The savings of a concrete parking lot of the course of the pools life make this a cost savings. Asphalt becomes soft under intense heat which then allows for cupping. The cups fill during rain and snow events ever so slowly seeping into and under the asphalt causing potholes, cracks and divots which then present a liability for falls. Sod will improve the aesthetic as seeding would not stand up to the influx of people walking across the grass. After a few failed attempts to seed, sod would become necessary which would require additional ground work to re-level before laying the sod.

Local Resident

Teresa: This is a parking lot, not a through fare with fast heavy weight vehicles. Take a trip around town and note the breakup in concrete, also take note of the numerous repairs in that concrete, much of it done with asphalt. Concrete needs repair as well, and if done correctly is more expensive than asphalt repair. In addition to lighter weight vehicles you will also not have the speed that arguably is a factor to breakup as well.

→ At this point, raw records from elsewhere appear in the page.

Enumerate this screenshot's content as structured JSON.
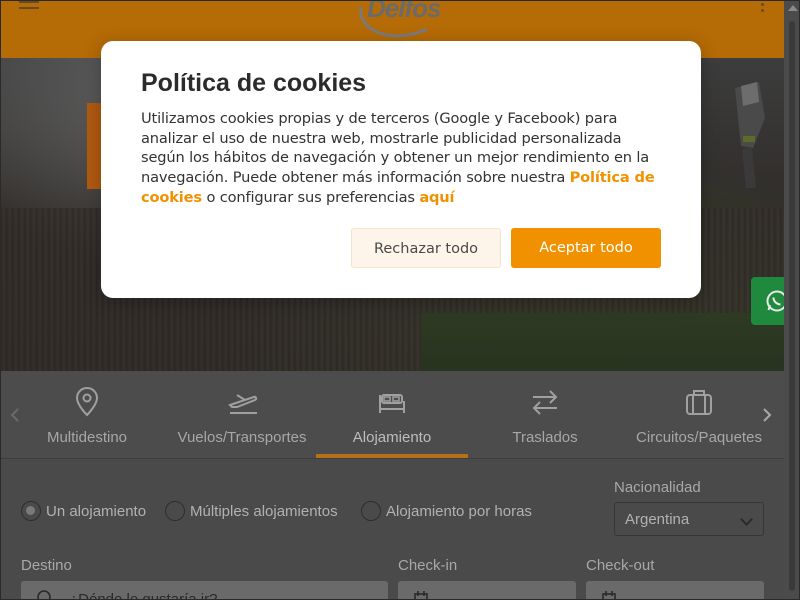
{
  "header": {
    "logo_text": "Delfos",
    "menu_icon": "hamburger-icon",
    "more_icon": "kebab-icon",
    "color": "#b56b06"
  },
  "cookie_modal": {
    "title": "Política de cookies",
    "body_text": "Utilizamos cookies propias y de terceros (Google y Facebook) para analizar el uso de nuestra web, mostrarle publicidad personalizada según los hábitos de navegación y obtener un mejor rendimiento en la navegación. Puede obtener más información sobre nuestra ",
    "policy_link": "Política de cookies",
    "middle_text": " o configurar sus preferencias ",
    "here_link": "aquí",
    "reject_label": "Rechazar todo",
    "accept_label": "Aceptar todo",
    "accent_color": "#f29100"
  },
  "nav": {
    "items": [
      {
        "label": "Multidestino",
        "icon": "map-pin-icon"
      },
      {
        "label": "Vuelos/Transportes",
        "icon": "plane-icon"
      },
      {
        "label": "Alojamiento",
        "icon": "bed-icon"
      },
      {
        "label": "Traslados",
        "icon": "transfer-arrows-icon"
      },
      {
        "label": "Circuitos/Paquetes",
        "icon": "suitcase-icon"
      }
    ],
    "active": "Alojamiento"
  },
  "search": {
    "options": [
      "Un alojamiento",
      "Múltiples alojamientos",
      "Alojamiento por horas"
    ],
    "selected_option": "Un alojamiento",
    "nationality_label": "Nacionalidad",
    "nationality_value": "Argentina",
    "destination_label": "Destino",
    "destination_placeholder": "¿Dónde le gustaría ir?",
    "checkin_label": "Check-in",
    "checkout_label": "Check-out"
  },
  "whatsapp": {
    "icon": "whatsapp-icon",
    "color": "#1f8a3e"
  }
}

Construction (the building of) has not even commenced and there is a 1/2 million dollar change order. Should the change orders wait until one knows if there will be cost overruns on actual construction? In all construction of this type there are always change orders particularly for the mechanical side of things, and they can be sizeable. I have found that to be true in commercial and most government buildings. The most recent and notable example would be the city's new water plant. the taxpayers do not live in a dream world, they live in reality, because they have to pay for it. Error on the side of caution when it comes to unnecessary change orders.

La Voz

Why would our city ( Ms Leon) especially chose to exhaust the taxpayer with this insane project? We have to have another increase in taxes for our education. Do the people of Yankton not care about education? As long as they can swim?

Teresa68134

Local resident I realize it's a parking lot. While not as heavily traveled as the main roads you will have deliveries, buses, RV's and all too often the over sized SUV all of which weigh far more than a sub compact. Yes there will be cost over runs especially when they get to the mechanical side of things (35 years of listening to brother rant over inept design for mechanical layout). Rock climbing walls I won't ever be able to wrap my head around especially due to the slip/fall liability that will then become an issue.

Local Resident

Tereasa: Your argument holds no water. You are grabbing for a paper cup without a bottom. A parking lot that will be used less than 90 days per year. A FEW RV's may park there and I really doubt that you will see heavy delivery trucks there more than once a week and probably less than that on average. Your talking (writing) points are certainly weak at best and are likely coming from someone trying to sell you on the idea, rather than from someone with actual first hand knowledge, once again making the taxpayer a victim of government injustice and unaccountability.